Artık ne takım, ne ruh, ne ekip, ne lider kalmıştır; değişiklikler takımı yormuş ve parçalamıştır. Çekiştirmeden takımın neresi doğal neresi değil belli değildir artık.
Takımlarımızın botoks uygulaması ile ilgili küçük bir örnek vermek istiyorum. Kahramanımız Bursasporlu Kenny Miller; kendisi geçen sezon ara transferde Bursaspor’a transfer edildi. Bay Miller İskoç liginde ilk yarıda tam 21 golle gol kralı. Sezonun ikinci yarısında Bursaspor’da beklenti büyük…
Miller gerçekten çalışkan, gayretli, pozisyonları iyi takip eden ama bal yapmayan arı misali. Lig bitiminde Bursaspor adına attığı gol adedi tam tamına üç(3) tane. İşin ilginç yanı Bay Miller ilk yarıda attığı 21 golle İskoç liginde gol kralı oluyor.
Nasıl durum ama?
Size başka bir olayı daha hatırlatmak isterim. Bu sefer kahramanımız Galatasaray. Galatasaray Fatih Terim’i ilk olarak takımın başına getirdiğinde, takımın üçte biri yabancı, üçte biri genç transferler, kalan üçte biri ise alt yapıdan gelen gençlerdi. Bu takım birlikte sabırla çalışmanın sonucu olarak tam dört yıl ardı ardına şampiyonluk, sonrasında UEFA Kupası ve Süper Kupa’yı kazandılar. Birlikte geçen bu dört sene onlara takım, ekip olma ruhu kazandırdı ve sonunda bugün birçok takımın hayallerini süsleyen kupaları kazandılar. Peki şimdiki durum ne? Açıkça SIFIR.
Geçen günlerde Acun Ilıcalı’nın da söylediği gibi futbol artık bir ‘şov dünyası’ olmuş.

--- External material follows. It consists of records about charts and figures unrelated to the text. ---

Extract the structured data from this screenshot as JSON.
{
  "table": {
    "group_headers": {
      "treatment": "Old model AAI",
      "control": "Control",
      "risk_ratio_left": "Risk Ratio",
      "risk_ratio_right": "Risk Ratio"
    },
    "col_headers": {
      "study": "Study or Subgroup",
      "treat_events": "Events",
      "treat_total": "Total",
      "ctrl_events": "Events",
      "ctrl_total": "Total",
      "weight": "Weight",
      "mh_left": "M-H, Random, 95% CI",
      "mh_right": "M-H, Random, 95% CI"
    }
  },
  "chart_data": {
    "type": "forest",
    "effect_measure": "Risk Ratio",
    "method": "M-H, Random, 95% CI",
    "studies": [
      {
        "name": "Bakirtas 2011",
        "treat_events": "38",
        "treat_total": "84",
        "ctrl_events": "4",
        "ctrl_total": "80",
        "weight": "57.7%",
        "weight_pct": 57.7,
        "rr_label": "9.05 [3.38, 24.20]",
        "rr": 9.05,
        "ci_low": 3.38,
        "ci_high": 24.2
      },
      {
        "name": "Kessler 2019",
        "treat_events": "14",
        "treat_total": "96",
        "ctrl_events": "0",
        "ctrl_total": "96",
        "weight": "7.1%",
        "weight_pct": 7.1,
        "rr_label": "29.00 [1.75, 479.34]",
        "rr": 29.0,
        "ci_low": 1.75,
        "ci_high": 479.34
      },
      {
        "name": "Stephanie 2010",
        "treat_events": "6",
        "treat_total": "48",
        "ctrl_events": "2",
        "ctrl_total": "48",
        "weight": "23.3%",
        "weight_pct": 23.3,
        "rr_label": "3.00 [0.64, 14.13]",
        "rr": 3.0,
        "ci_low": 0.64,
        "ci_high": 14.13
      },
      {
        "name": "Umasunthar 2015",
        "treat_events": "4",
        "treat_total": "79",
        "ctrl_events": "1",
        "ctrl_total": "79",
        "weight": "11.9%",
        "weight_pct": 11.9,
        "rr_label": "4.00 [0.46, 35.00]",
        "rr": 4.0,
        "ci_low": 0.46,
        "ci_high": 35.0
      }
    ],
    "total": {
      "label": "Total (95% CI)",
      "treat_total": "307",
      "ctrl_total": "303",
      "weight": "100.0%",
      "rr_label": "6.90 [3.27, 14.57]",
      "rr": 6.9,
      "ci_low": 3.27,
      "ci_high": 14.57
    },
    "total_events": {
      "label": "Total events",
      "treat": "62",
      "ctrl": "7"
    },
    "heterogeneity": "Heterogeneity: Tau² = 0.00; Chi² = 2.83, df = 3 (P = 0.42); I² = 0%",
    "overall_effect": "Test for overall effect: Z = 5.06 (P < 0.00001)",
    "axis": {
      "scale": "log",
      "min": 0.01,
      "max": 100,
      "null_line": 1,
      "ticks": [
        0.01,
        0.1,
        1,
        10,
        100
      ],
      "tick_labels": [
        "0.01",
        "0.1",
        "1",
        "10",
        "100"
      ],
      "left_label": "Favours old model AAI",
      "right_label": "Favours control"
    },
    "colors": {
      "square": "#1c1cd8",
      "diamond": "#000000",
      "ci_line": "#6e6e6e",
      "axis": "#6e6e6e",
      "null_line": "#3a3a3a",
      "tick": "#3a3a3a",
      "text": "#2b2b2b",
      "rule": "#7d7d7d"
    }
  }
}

Bizim takımlarımız dünya bedel ödeyip +30 yaş sporculara süper emeklilik yaptırırlarken, alt kümelerdeki yeteneklere üç kuruş parayı çok görüyorlar. Daha dün Hakan Şükür’le alay ediliyordu, bugün Semih Şentürk hala ‘yedek golcü’ olmaktan kurtulamadı. Sadece bonservis bedeli olarak 14 milyon Avro ödenen Daniel Guiza’nın maliyeti 5x 3,5 milyon Avro +14 milyon=31,5 milyon Avro. Neymiş İsponyol Boğası. Dahası var. Rodrigo Tabata, bir botoks operasyonu ile Beşiktaş’a geldi. Bonservisi 8 milyon Avro; hop ver Araplara. Delgado; al 5 milyona, sonra ver bedavaya… Misimoviç; ver 8,5 milyon Avro’yu sonra sakız çiğnedi diye 4 milyona salla gitsin. Ya Linderoth, Lincoln, Elano bilmecelerine ne demeli. Elano geçtiğimiz yarı sezonda Brezilya’da harikalar yarattı. Alex De Souze bile ancak 6-7 yıldan sonra tam anlamı ile verimli olmaya başladı. Şimdi Fenerbahçe’de onuncu yılını kutlayan Alex daha yeni yeni takımın lideri olmaya başlıyor…
Demek ki neymiş önce doğallığı korumalı, sonra ekip ve takım ruhu kazandırılmalı…
Unutmadan hatırlatayım “ani hareketler sadece sinek yakalamaya yarar.”